The World Health Organization (WHO) said on Thursday that in 2014 it had recorded the highest number of new HIV cases in its European Region, which also includes Central Asia, since the start of reporting in the 1980s.
WHO and the European Centre for Disease Prevention and Control (ECDC) said in a statement that more than 142,000 people in WHO's European Region were diagnosed with HIV last year with the increase coming from its eastern sector which comprises 15 countries including Russia, Ukraine and Central Asia.
The statement followed publication on Tuesday of findings by the United Nations AIDS program which showed that new HIV infections overall had fallen by 35 percent since the peak of the three-decade-old pandemic in 2000.
"Heterosexual transmission is responsible for the increase in eastern Europe, and transmission through drug injection remains substantial," the joint statement by the WHO and ECDC said.
ECDC spokeswoman Caroline Daamen said "eastern Europe" referred to the eastern part of WHO's European Region, where the organizations said the number of new HIV cases had more than doubled in the past decade.

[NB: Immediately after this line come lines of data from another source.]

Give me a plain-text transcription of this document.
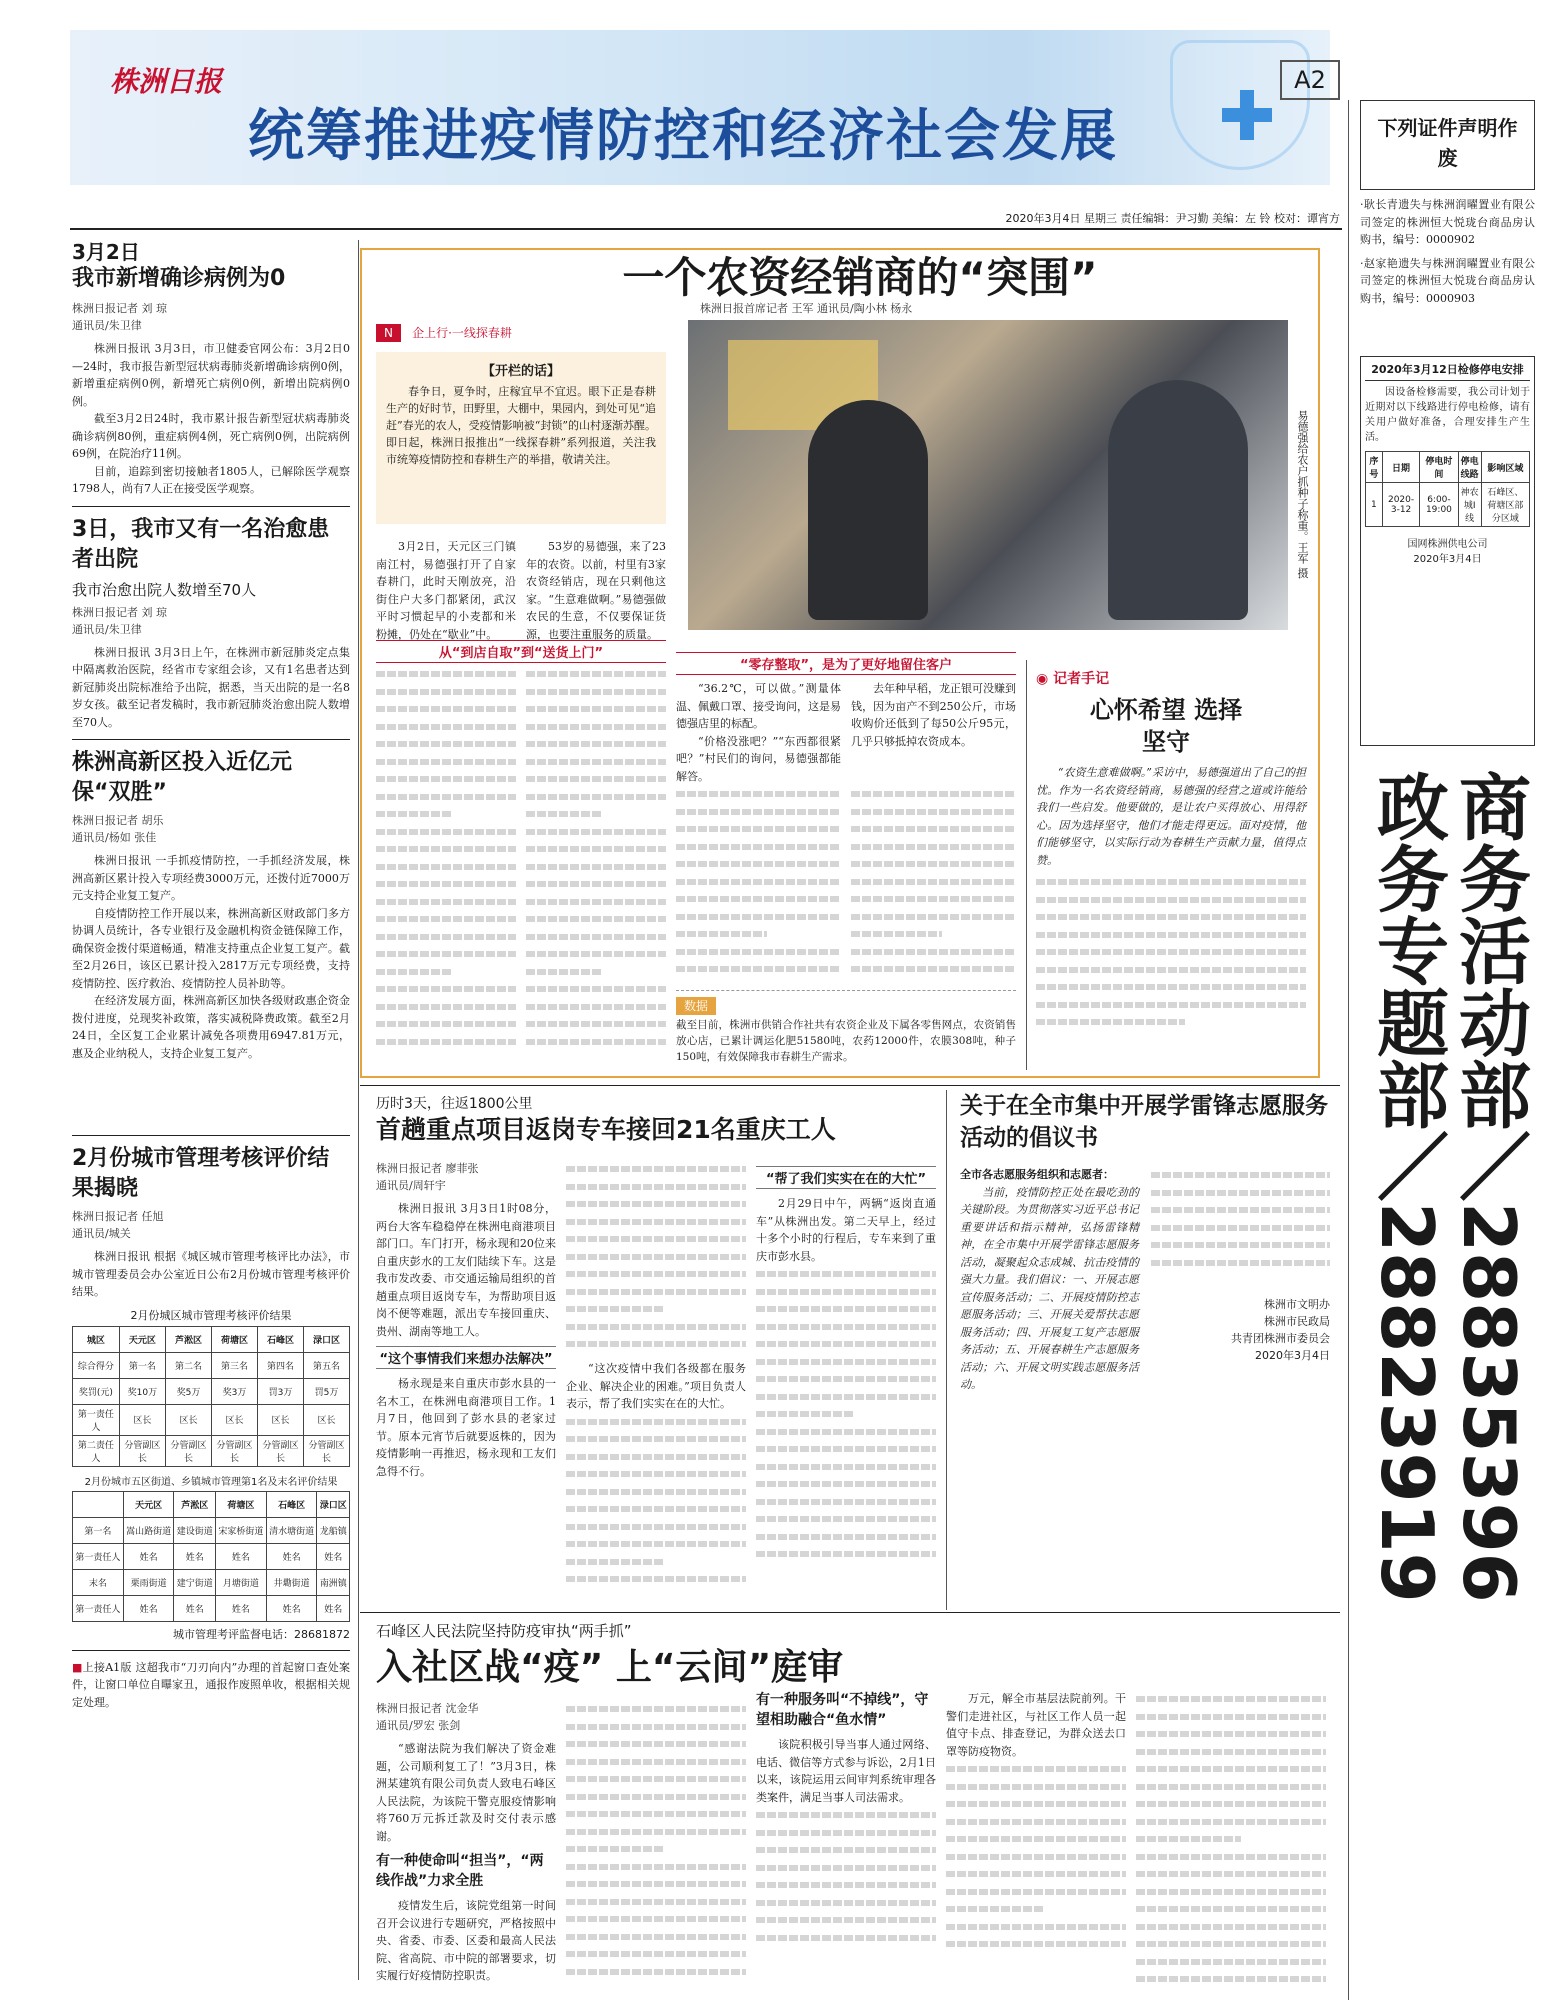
株洲日报
统筹推进疫情防控和经济社会发展
A2
2020年3月4日 星期三 责任编辑：尹习勤 美编：左 铃 校对：谭宵方
3月2日
我市新增确诊病例为0
株洲日报记者 刘 琼
通讯员/朱卫律

株洲日报讯 3月3日，市卫健委官网公布：3月2日0—24时，我市报告新型冠状病毒肺炎新增确诊病例0例，新增重症病例0例，新增死亡病例0例，新增出院病例0例。

截至3月2日24时，我市累计报告新型冠状病毒肺炎确诊病例80例，重症病例4例，死亡病例0例，出院病例69例，在院治疗11例。

目前，追踪到密切接触者1805人，已解除医学观察1798人，尚有7人正在接受医学观察。

3日，我市又有一名治愈患者出院
我市治愈出院人数增至70人
株洲日报记者 刘 琼
通讯员/朱卫律

株洲日报讯 3月3日上午，在株洲市新冠肺炎定点集中隔离救治医院，经省市专家组会诊，又有1名患者达到新冠肺炎出院标准给予出院，据悉，当天出院的是一名8岁女孩。截至记者发稿时，我市新冠肺炎治愈出院人数增至70人。

株洲高新区投入近亿元保“双胜”
株洲日报记者 胡乐
通讯员/杨如 张佳

株洲日报讯 一手抓疫情防控，一手抓经济发展，株洲高新区累计投入专项经费3000万元，还拨付近7000万元支持企业复工复产。

自疫情防控工作开展以来，株洲高新区财政部门多方协调人员统计，各专业银行及金融机构资金链保障工作，确保资金拨付渠道畅通，精准支持重点企业复工复产。截至2月26日，该区已累计投入2817万元专项经费，支持疫情防控、医疗救治、疫情防控人员补助等。

在经济发展方面，株洲高新区加快各级财政惠企资金拨付进度，兑现奖补政策，落实减税降费政策。截至2月24日，全区复工企业累计减免各项费用6947.81万元，惠及企业纳税人，支持企业复工复产。

2月份城市管理考核评价结果揭晓
株洲日报记者 任旭
通讯员/城关

株洲日报讯 根据《城区城市管理考核评比办法》，市城市管理委员会办公室近日公布2月份城市管理考核评价结果。

2月份城区城市管理考核评价结果
城区	天元区	芦淞区	荷塘区	石峰区	渌口区
综合得分	第一名	第二名	第三名	第四名	第五名
奖罚(元)	奖10万	奖5万	奖3万	罚3万	罚5万
第一责任人	区长	区长	区长	区长	区长
第二责任人	分管副区长	分管副区长	分管副区长	分管副区长	分管副区长
2月份城市五区街道、乡镇城市管理第1名及末名评价结果
	天元区	芦淞区	荷塘区	石峰区	渌口区
第一名	嵩山路街道	建设街道	宋家桥街道	清水塘街道	龙船镇
第一责任人	姓名	姓名	姓名	姓名	姓名
末名	栗雨街道	建宁街道	月塘街道	井墈街道	南洲镇
第一责任人	姓名	姓名	姓名	姓名	姓名
城市管理考评监督电话：28681872

■上接A1版 这超我市“刀刃向内”办理的首起窗口查处案件，让窗口单位自曝家丑，通报作废照单收，根据相关规定处理。

一个农资经销商的“突围”
株洲日报首席记者 王军 通讯员/陶小林 杨永
N 企上行·一线探春耕
【开栏的话】

春争日，夏争时，庄稼宜早不宜迟。眼下正是春耕生产的好时节，田野里，大棚中，果园内，到处可见“追赶”春光的农人，受疫情影响被“封锁”的山村逐渐苏醒。即日起，株洲日报推出“一线探春耕”系列报道，关注我市统筹疫情防控和春耕生产的举措，敬请关注。	易德强给农户抓种子称重。王军 摄

3月2日，天元区三门镇南江村，易德强打开了自家春耕门，此时天刚放亮，沿街住户大多门都紧闭，武汉平时习惯起早的小麦都和米粉摊，仍处在“歇业”中。

53岁的易德强，来了23年的农资。以前，村里有3家农资经销店，现在只剩他这家。“生意难做啊。”易德强做农民的生意，不仅要保证货源，也要注重服务的质量。

从“到店自取”到“送货上门”
“零存整取”，是为了更好地留住客户

“36.2℃，可以做。”测量体温、佩戴口罩、接受询问，这是易德强店里的标配。

“价格没涨吧？”“东西都很紧吧？”村民们的询问，易德强都能解答。

去年种早稻，龙正银可没赚到钱，因为亩产不到250公斤，市场收购价还低到了每50公斤95元，几乎只够抵掉农资成本。

数据

截至目前，株洲市供销合作社共有农资企业及下属各零售网点，农资销售放心店，已累计调运化肥51580吨，农药12000件，农膜308吨，种子150吨，有效保障我市春耕生产需求。

◉ 记者手记
心怀希望 选择坚守

“农资生意难做啊。”采访中，易德强道出了自己的担忧。作为一名农资经销商，易德强的经营之道或许能给我们一些启发。他要做的，是让农户买得放心、用得舒心。因为选择坚守，他们才能走得更远。面对疫情，他们能够坚守，以实际行动为春耕生产贡献力量，值得点赞。

下列证件声明作废

·耿长青遗失与株洲润曜置业有限公司签定的株洲恒大悦珑台商品房认购书，编号：0000902

·赵家艳遗失与株洲润曜置业有限公司签定的株洲恒大悦珑台商品房认购书，编号：0000903

2020年3月12日检修停电安排

因设备检修需要，我公司计划于近期对以下线路进行停电检修，请有关用户做好准备，合理安排生产生活。

序号	日期	停电时间	停电线路	影响区域
1	2020-3-12	6:00-19:00	神农城Ⅰ线	石峰区、荷塘区部分区域
国网株洲供电公司
2020年3月4日
商务活动部／28835396
政务专题部／28823919
历时3天，往返1800公里
首趟重点项目返岗专车接回21名重庆工人
株洲日报记者 廖菲张
通讯员/周轩宇

株洲日报讯 3月3日1时08分，两台大客车稳稳停在株洲电商港项目部门口。车门打开，杨永现和20位来自重庆彭水的工友们陆续下车。这是我市发改委、市交通运输局组织的首趟重点项目返岗专车，为帮助项目返岗不便等难题，派出专车接回重庆、贵州、湖南等地工人。

“这个事情我们来想办法解决”

杨永现是来自重庆市彭水县的一名木工，在株洲电商港项目工作。1月7日，他回到了彭水县的老家过节。原本元宵节后就要返株的，因为疫情影响一再推迟，杨永现和工友们急得不行。

“这次疫情中我们各级都在服务企业、解决企业的困难。”项目负责人表示，帮了我们实实在在的大忙。

“帮了我们实实在在的大忙”

2月29日中午，两辆“返岗直通车”从株洲出发。第二天早上，经过十多个小时的行程后，专车来到了重庆市彭水县。

关于在全市集中开展学雷锋志愿服务活动的倡议书

全市各志愿服务组织和志愿者：

当前，疫情防控正处在最吃劲的关键阶段。为贯彻落实习近平总书记重要讲话和指示精神，弘扬雷锋精神，在全市集中开展学雷锋志愿服务活动，凝聚起众志成城、抗击疫情的强大力量。我们倡议：一、开展志愿宣传服务活动；二、开展疫情防控志愿服务活动；三、开展关爱帮扶志愿服务活动；四、开展复工复产志愿服务活动；五、开展春耕生产志愿服务活动；六、开展文明实践志愿服务活动。

株洲市文明办
株洲市民政局
共青团株洲市委员会
2020年3月4日
石峰区人民法院坚持防疫审执“两手抓”
入社区战“疫” 上“云间”庭审
株洲日报记者 沈金华
通讯员/罗宏 张剑

“感谢法院为我们解决了资金难题，公司顺利复工了！”3月3日，株洲某建筑有限公司负责人致电石峰区人民法院，为该院干警克服疫情影响将760万元拆迁款及时交付表示感谢。

有一种使命叫“担当”，“两线作战”力求全胜

疫情发生后，该院党组第一时间召开会议进行专题研究，严格按照中央、省委、市委、区委和最高人民法院、省高院、市中院的部署要求，切实履行好疫情防控职责。

有一种服务叫“不掉线”，守望相助融合“鱼水情”

该院积极引导当事人通过网络、电话、微信等方式参与诉讼，2月1日以来，该院运用云间审判系统审理各类案件，满足当事人司法需求。

万元，解全市基层法院前列。干警们走进社区，与社区工作人员一起值守卡点、排查登记，为群众送去口罩等防疫物资。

Apart from Russia, Ukraine and Central Asia, this region also includes countries of the Transcaucasus.
"In the EU and the EEA, sex between men is the predominant mode of HIV transmission. Two in three new HIV infections are among native-born Europeans," the organizations said.
In the European Union generally, the number of people diagnosed with HIV was roughly unchanged over the past decade, ECDC's Daamen said.